The Phantom, played by Ramin Karimloo, right, performs a scene with Christine, played by Sierra Boggess.
The Phantom, played by Ramin Karimloo, right, performs a scene with Christine, played by Sierra Boggess, from the sequel to “The Phantom of the Opera,” “Love Never Dies” at the Adelphi Theatre in central London, Wednesday, March 3, 2010.
Joel Ryan, Associated Press

On Broadway, the shows will go on, but not without some major pandemic preventions for audiences and cast members.

Before 41 Broadway theaters in New York City turn down the house lights for the first shows in more than a year, audience members, performers, stage crews and staff will be required to show proof that they’re fully vaccinated against COVID-19, The Broadway League announced Friday.

The audience, and perhaps a few phantoms, will also need to be masked while in the theater, the Broadway trade association said in its press release.

Families are welcome on Broadway, but with a test

For children under 12 years old (who are currently ineligible for the COVID-19 vaccine) or those unable to get the vaccine because of a medical condition or “a closely held religious belief” will be required to show a recent negative COVID-19 test, the Broadway League said.

“As vaccination has proven the most effective way to stay healthy and reduce transmission, I’m pleased that the theatre owners have decided to implement these collective safeguards at all our Broadway houses,” Broadway League president Charlotte St. Martin said in a statement. “A uniform policy across all New York City Broadway theatres makes it simple for our audiences and should give even more confidence to our guests about how seriously Broadway is taking audience safety.”

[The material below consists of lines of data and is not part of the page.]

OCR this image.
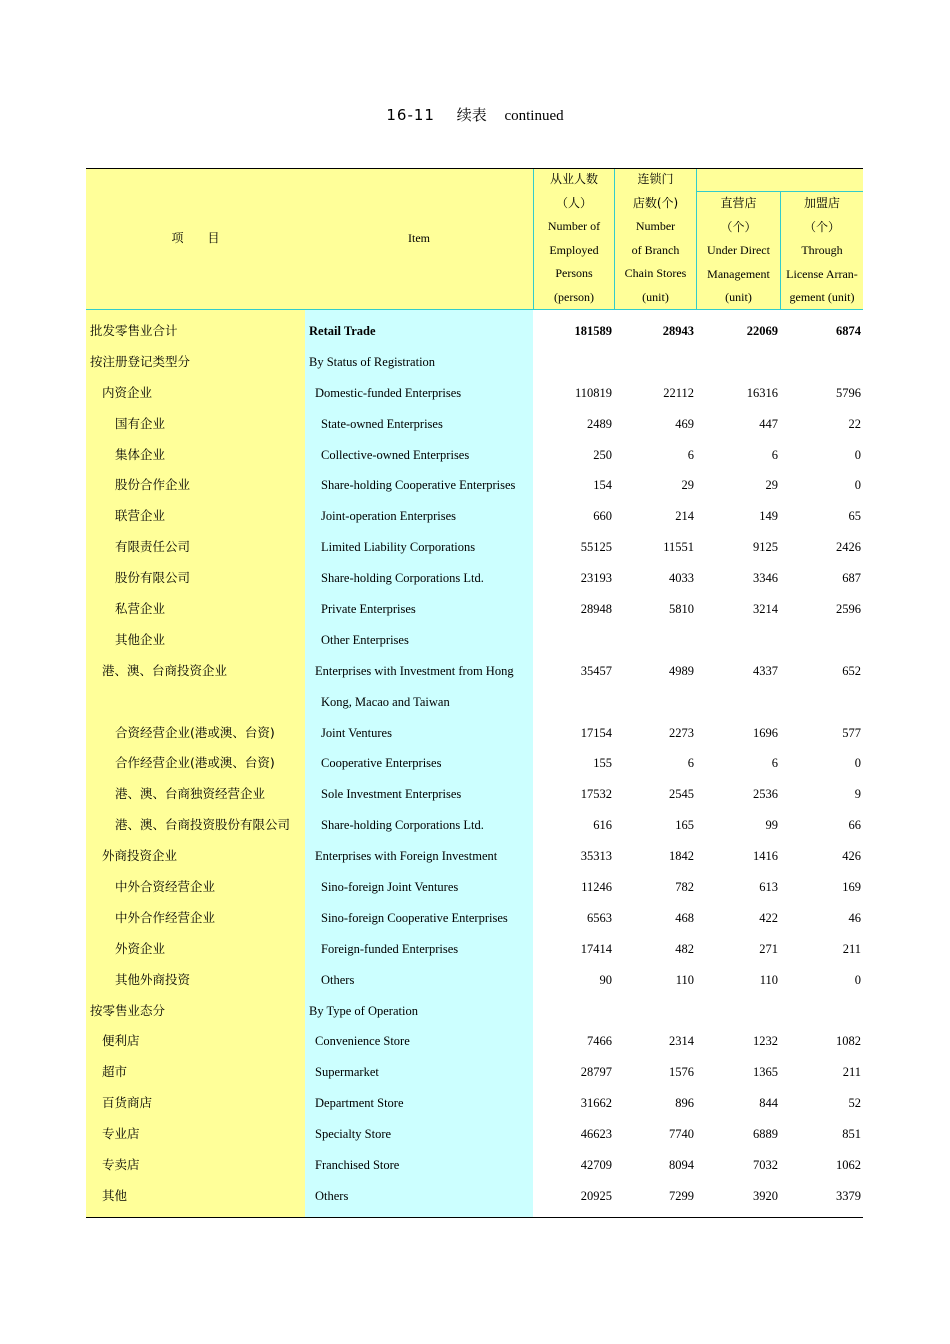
16-11 续表 continued
项　　目	Item
从业人数
（人）
Number of
Employed
Persons
(person)
连锁门
店数(个)
Number
of Branch
Chain Stores
(unit)
直营店
（个）
Under Direct
Management
(unit)
加盟店
（个）
Through
License Arran-
gement (unit)
批发零售业合计	Retail Trade	181589	28943	22069	6874
按注册登记类型分	By Status of Registration
内资企业	Domestic-funded Enterprises	110819	22112	16316	5796
国有企业	State-owned Enterprises	2489	469	447	22
集体企业	Collective-owned Enterprises	250	6	6	0
股份合作企业	Share-holding Cooperative Enterprises	154	29	29	0
联营企业	Joint-operation Enterprises	660	214	149	65
有限责任公司	Limited Liability Corporations	55125	11551	9125	2426
股份有限公司	Share-holding Corporations Ltd.	23193	4033	3346	687
私营企业	Private Enterprises	28948	5810	3214	2596
其他企业	Other Enterprises
港、澳、台商投资企业	Enterprises with Investment from Hong	35457	4989	4337	652
Kong, Macao and Taiwan
合资经营企业(港或澳、台资)	Joint Ventures	17154	2273	1696	577
合作经营企业(港或澳、台资)	Cooperative Enterprises	155	6	6	0
港、澳、台商独资经营企业	Sole Investment Enterprises	17532	2545	2536	9
港、澳、台商投资股份有限公司 Share-holding Corporations Ltd.	616	165	99	66
外商投资企业	Enterprises with Foreign Investment	35313	1842	1416	426
中外合资经营企业	Sino-foreign Joint Ventures	11246	782	613	169
中外合作经营企业	Sino-foreign Cooperative Enterprises	6563	468	422	46
外资企业	Foreign-funded Enterprises	17414	482	271	211
其他外商投资	Others	90	110	110	0
按零售业态分	By Type of Operation
便利店	Convenience Store	7466	2314	1232	1082
超市	Supermarket	28797	1576	1365	211
百货商店	Department Store	31662	896	844	52
专业店	Specialty Store	46623	7740	6889	851
专卖店	Franchised Store	42709	8094	7032	1062
其他	Others	20925	7299	3920	3379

Vaccine proof goes off Broadway, too

The Metropolitan Opera and Carnegie Hall in New York, which both host performance arts events, will also require proof of vaccination and will not allow anyone under 12 into the theaters, The New York Times reported.

“Obviously, it’s painful to me personally and to the company not to have young people coming into the theater,” said general manger of the Met Pete Gelb, according to the Times.

Gleb told the newspaper it was a difficult decision to bar children from the famous venue, but it is intended to keep Met staff and audiences safe.